Found abandoned on the doorstep of a martial arts school in the Canadian wilderness, young Logan has an uncanny fighting ability, heals quickly from even the worst wounds, and has no memory of his life before the school.  After besting all of his fellow students, Logan is allowed to visit the city, provided he can pass a series of tests.  Logan does, but his greatest secret, the claws that extend from his hands, is revealed and his fellow students reject him.  When Logan and his sensei arrive in New York City, Logan finds he is unready for the pace of the big city, and when a challenge fight comes from a rival martial arts school, Logan discovers he isn’t quite the best there is at what he does.  Logan feels his defeat is a betrayal by his teacher and is ready to set out on his own.  But when a team of ninjas appears and their leader offers to tell Logan the truth about his past, Logan must chose between going with them or trusting his sensei and returning to his school.
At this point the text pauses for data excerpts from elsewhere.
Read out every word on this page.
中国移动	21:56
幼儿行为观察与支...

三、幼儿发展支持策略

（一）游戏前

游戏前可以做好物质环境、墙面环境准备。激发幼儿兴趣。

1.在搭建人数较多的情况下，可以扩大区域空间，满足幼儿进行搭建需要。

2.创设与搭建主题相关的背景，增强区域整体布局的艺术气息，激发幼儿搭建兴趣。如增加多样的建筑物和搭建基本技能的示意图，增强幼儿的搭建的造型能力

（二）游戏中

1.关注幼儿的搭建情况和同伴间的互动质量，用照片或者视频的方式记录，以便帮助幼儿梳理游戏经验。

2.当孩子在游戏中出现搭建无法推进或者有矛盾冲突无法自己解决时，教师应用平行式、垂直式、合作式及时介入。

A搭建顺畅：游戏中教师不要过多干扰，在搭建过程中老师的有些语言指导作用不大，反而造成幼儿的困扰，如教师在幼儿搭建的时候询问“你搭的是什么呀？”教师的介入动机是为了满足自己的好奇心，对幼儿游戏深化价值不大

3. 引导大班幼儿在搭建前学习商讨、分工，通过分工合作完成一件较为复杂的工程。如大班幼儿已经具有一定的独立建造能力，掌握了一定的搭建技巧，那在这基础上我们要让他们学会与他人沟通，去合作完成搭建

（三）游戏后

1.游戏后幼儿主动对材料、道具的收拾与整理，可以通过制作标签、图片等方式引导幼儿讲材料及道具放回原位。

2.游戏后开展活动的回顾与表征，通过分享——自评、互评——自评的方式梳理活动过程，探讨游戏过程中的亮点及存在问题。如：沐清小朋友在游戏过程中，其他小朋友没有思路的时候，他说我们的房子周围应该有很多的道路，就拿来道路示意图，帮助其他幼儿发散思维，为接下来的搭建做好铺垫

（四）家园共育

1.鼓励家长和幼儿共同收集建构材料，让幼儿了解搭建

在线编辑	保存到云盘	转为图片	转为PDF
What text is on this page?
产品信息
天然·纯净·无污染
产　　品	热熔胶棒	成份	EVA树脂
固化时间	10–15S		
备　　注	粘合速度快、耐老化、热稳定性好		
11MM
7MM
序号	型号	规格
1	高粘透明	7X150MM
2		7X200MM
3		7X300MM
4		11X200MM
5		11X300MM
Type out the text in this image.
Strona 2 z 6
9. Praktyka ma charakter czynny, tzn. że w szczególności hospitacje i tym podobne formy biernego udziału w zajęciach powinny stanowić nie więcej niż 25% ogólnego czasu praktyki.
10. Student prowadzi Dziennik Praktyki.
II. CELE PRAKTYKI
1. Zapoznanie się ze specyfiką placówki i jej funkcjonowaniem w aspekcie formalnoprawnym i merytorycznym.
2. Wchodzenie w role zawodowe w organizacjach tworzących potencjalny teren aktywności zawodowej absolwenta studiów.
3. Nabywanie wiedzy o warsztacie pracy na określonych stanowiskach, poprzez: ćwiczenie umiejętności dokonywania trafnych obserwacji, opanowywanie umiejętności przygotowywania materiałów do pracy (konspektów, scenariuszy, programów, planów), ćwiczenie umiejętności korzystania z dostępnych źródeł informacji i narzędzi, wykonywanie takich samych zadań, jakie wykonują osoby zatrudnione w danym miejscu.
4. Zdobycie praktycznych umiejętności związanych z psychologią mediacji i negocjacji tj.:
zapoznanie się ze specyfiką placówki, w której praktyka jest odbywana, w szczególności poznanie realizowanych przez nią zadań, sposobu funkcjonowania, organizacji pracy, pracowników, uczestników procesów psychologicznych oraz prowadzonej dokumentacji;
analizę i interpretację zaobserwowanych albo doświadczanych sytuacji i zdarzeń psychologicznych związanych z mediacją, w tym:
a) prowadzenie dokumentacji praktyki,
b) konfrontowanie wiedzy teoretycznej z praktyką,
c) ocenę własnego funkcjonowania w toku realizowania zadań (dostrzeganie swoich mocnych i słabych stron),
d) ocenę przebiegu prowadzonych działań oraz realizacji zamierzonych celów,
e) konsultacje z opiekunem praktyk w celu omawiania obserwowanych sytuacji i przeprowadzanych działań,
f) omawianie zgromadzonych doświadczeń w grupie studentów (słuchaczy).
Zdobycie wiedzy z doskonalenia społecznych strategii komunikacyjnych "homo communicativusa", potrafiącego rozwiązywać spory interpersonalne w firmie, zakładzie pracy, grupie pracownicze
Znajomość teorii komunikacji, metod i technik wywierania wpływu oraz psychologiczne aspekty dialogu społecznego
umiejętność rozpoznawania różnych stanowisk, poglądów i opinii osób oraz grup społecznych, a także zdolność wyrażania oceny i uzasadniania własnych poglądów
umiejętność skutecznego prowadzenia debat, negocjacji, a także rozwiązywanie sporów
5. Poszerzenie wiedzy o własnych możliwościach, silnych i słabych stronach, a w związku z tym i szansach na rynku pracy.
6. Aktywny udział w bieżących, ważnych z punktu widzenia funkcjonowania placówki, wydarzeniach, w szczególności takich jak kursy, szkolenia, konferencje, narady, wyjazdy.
Right from the introduction, the reader is warned that this is a brand new Wolverine.  There are some familiar characteristics: the super-healing, the crazy hair, the claws.  But this story doesn’t mesh with any of the continuity from the Marvel Comics or movie versions of Wolverine and fans will need to divorce themselves from what they know about the character before beginning Wolverine: Prodigal Son.  It is its own story.


This does not mean it’s bad.  In fact, this incarnation of Logan is quite fun.  He is brash and temperamental like the original version, but making him a young man of fourteen removes the world-weary been-doing-this-longer-than-you’ve-been-alive complacence often found in Wolverine stories and replaces it with the hot-headed immediacy of frustrated youth.  The disconnect Logan feels moving from the forest to New York City is convincing and his naivety remains consistent throughout.  The artwork is a nice blend of traditional superhero and shonen manga art styles, and manages to not offend fans of either.  There are situations that come off as too convenient and at times Logan’s reactions to those situations are extreme, but these instances are more annoying than unreadable.  Overall, this is an interesting beginning to a brand new spin on an old favorite.